En Provence, la collecte de miel de lavande a été « catastrophique », quatre fois inférieure à une année moyenne, souligne l’UNAF qui réclame des aides « pour empêcher la faillite d’exploitations ».
En revanche, elle a été bien meilleure dans « les nouveaux secteurs » de production de lavande, comme le centre du pays.
Sur le pourtour méditerranéen, les miellées de romarin, thym, bruyère blanche ou garrigue ont été des plus réduites. A l’inverse, les récoltes de miel de montagne, toutes fleurs ou de tilleul ont été « très généreuses » en Bretagne, Limousin, Auvergne, dans l’est, le nord.
Le changement climatique « rend les récoltes de plus en plus irrégulières, les exploitants ne peuvent rien prévoir », souligne le porte-parole de l’UNAF, Henri Clément.
« Traditionnellement la grande zone de production en France c’était le sud, de Paca jusqu’en Aquitaine. Aujourd’hui c’est là où les producteurs souffrent le plus », ajoute l’apiculteur cévenol, qui avec les années constate une remontée vers le nord de nombre de ses collègues : Paca, puis Rhône-Alpes, aujourd’hui la Bourgogne…
80 millions d’années
Dans le même temps, la menace du frelon asiatique ne faiblit pas. Cet insecte « peut décimer un rucher en 48 heures », explique Patrick Granziera, secrétaire général de l’UNAF et apiculteur dans le Lot-et-Garonne.
Selon le Museum national d’histoire naturelle, un nid de frelons mange 11 kilos d’insectes par an. C’est aussi un enjeu pour la reproduction, car les butineuses, stressées, restent cloitrées dans la ruche quand elles devraient sortir chercher le pollen nécessaire pour que la reine ponde.
Parmi les moyens de lutte, les apiculteurs comptent sur le piégeage au printemps des reines fondatrices des frelons. Mais « il faut structurer l’aide au piégeage », souligne M. Granziera : il est inefficace quand seules quelques communes volontaires s’engagent.
Une loi adoptée en mars contre le frelon asiatique prévoit des plans de lutte déclinés au niveau territorial. Mais ses décrets ne sont pas sortis. Sollicité par l’AFP, le ministère de l’Agriculture, cosignataire de l’acte de promulgation, renvoie vers le ministère de la Transition écologique.
« L’abeille a au moins 80 millions d’années.

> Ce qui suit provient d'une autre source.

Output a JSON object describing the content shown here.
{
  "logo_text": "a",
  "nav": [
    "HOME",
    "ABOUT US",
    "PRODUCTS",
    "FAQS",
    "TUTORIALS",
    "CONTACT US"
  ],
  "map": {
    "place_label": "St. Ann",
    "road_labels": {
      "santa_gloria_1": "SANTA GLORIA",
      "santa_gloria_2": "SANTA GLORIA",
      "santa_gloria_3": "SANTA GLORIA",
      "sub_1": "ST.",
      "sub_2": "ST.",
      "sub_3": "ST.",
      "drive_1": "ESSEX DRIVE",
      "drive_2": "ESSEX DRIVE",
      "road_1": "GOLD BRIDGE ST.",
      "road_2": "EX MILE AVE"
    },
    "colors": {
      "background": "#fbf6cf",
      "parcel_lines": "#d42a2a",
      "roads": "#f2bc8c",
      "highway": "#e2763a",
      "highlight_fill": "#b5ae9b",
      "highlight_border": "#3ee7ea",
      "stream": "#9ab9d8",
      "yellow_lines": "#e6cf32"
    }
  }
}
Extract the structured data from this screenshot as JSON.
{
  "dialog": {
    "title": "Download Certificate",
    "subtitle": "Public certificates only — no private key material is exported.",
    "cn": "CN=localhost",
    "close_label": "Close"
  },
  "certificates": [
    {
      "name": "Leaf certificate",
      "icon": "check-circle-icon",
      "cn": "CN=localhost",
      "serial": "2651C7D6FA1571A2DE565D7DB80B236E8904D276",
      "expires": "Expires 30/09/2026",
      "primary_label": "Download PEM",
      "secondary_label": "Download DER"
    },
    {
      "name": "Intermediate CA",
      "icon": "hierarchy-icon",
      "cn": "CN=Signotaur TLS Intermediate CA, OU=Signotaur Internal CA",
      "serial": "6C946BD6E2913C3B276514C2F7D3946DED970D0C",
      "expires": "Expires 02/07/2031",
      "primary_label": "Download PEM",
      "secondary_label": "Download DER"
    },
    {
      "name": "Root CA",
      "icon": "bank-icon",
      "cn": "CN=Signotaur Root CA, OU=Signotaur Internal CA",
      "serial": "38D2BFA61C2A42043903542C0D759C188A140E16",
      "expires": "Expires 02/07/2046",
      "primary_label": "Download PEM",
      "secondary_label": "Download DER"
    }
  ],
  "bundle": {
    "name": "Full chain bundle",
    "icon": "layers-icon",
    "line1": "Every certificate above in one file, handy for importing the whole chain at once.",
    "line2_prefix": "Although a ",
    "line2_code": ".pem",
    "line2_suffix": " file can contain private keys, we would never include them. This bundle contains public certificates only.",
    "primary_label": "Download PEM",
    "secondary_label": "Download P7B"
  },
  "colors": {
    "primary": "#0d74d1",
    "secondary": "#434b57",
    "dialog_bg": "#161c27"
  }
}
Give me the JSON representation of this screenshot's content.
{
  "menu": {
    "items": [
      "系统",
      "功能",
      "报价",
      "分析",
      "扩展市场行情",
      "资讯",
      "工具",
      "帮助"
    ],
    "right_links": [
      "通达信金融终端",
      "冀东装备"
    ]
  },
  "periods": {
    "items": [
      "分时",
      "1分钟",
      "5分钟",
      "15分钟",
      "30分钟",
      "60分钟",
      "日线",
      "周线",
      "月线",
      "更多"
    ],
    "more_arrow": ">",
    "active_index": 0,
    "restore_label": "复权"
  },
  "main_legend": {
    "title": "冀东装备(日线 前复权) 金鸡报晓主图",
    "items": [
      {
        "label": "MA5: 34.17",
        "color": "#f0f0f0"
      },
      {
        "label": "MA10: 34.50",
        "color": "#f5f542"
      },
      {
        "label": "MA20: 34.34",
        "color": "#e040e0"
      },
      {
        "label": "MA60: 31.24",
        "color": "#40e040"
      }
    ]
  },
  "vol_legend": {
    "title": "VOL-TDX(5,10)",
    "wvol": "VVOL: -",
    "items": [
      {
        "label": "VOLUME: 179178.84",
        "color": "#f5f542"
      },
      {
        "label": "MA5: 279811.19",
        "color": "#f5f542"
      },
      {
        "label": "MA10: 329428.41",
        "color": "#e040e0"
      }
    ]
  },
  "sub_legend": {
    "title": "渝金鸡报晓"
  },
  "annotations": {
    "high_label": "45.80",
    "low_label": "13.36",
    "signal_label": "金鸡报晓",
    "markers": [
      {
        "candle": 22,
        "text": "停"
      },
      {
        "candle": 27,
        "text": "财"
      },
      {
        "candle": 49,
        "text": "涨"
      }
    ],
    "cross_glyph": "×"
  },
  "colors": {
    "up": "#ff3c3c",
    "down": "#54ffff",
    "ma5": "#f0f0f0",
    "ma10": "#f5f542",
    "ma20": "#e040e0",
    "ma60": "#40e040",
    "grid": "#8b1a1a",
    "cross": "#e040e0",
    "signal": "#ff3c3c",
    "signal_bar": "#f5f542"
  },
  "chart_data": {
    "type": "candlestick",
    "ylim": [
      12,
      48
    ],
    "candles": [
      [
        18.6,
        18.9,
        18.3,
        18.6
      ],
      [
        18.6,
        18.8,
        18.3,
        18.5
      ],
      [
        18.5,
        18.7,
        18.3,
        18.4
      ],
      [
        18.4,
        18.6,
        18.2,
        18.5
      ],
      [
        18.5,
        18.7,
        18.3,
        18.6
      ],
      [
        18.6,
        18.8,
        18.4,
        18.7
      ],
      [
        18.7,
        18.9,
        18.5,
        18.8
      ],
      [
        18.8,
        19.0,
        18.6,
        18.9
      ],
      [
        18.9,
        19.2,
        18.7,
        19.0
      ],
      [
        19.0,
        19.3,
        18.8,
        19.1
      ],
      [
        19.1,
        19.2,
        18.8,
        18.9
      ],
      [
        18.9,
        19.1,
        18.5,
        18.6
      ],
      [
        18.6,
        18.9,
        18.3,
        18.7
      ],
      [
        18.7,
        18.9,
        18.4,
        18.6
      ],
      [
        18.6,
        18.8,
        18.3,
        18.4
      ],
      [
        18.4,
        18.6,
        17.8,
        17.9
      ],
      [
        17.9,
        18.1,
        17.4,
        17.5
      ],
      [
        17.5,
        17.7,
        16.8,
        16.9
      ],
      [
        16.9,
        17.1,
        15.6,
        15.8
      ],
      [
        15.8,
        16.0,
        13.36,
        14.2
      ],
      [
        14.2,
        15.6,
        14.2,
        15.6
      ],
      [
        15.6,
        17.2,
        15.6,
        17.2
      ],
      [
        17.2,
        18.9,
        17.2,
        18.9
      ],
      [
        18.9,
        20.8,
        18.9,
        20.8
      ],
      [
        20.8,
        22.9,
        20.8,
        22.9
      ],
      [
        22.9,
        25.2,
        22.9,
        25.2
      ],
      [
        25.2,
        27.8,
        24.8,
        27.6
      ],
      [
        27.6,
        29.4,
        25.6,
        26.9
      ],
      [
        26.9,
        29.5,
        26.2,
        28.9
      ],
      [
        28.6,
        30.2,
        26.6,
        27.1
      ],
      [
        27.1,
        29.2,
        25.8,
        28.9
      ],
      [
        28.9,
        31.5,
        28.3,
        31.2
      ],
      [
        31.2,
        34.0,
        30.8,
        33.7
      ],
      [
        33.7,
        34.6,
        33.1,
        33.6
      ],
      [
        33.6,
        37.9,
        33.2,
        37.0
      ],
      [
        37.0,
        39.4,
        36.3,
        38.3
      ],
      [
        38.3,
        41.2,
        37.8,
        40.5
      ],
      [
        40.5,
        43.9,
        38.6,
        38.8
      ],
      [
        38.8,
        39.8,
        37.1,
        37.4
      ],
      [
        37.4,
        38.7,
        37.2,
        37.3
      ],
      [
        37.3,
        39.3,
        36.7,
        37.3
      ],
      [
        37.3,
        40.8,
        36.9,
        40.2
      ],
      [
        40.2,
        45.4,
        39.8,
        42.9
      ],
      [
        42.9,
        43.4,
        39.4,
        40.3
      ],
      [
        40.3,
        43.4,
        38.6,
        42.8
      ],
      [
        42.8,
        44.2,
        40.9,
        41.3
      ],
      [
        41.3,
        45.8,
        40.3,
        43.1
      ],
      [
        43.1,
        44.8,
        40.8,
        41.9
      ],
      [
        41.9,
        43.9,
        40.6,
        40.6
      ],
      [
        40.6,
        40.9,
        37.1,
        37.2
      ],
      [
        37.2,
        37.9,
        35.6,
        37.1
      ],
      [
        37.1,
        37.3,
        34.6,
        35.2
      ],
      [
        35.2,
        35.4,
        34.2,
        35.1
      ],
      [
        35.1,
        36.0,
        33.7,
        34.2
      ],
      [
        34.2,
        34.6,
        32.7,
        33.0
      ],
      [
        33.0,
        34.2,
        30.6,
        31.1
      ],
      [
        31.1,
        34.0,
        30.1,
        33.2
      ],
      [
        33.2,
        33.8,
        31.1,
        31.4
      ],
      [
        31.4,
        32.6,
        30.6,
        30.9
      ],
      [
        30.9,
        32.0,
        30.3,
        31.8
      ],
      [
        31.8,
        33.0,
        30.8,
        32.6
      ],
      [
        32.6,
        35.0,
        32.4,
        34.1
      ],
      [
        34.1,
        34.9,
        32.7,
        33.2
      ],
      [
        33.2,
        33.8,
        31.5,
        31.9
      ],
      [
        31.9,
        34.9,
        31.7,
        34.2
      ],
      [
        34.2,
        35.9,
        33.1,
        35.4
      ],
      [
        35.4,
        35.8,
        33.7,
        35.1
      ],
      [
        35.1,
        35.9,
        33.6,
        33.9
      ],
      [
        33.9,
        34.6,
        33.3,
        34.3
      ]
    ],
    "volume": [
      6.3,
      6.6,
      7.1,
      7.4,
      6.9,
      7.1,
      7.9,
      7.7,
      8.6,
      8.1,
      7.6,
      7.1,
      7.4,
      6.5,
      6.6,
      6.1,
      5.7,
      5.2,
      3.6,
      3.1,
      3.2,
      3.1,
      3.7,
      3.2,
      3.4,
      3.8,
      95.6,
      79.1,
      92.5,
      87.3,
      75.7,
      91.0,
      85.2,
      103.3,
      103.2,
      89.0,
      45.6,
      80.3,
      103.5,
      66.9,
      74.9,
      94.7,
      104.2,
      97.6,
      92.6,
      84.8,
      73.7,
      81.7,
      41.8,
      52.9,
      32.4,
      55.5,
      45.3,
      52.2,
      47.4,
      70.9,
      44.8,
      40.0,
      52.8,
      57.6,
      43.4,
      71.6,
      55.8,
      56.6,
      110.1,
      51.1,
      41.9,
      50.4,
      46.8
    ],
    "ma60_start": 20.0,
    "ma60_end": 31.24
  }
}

Les premiers humains c’est 300 000 ans, l’agriculture 10 000, l’agriculture intensive moins de cent… », souligne M. Clément. « L’abeille est un insecte très résistant, mais aujourd’hui il est extrêmement fragilisé », prévient-il, évoquant la menace des produits phytosanitaires.
La production de miel en France a été divisée par deux entre le milieu des années 1990, date d’introduction des néonicotinoïdes, et le milieu des années 2010, selon le CNRS. Ces pesticides ont été interdits en France pour l’usage agricole en 2018.
Le menace du retour en France du dernier néonicotinoïde encore autorisé en Europe, l’acétamipride, via la loi Duplomb votée cet été, a remobilisé les apiculteurs.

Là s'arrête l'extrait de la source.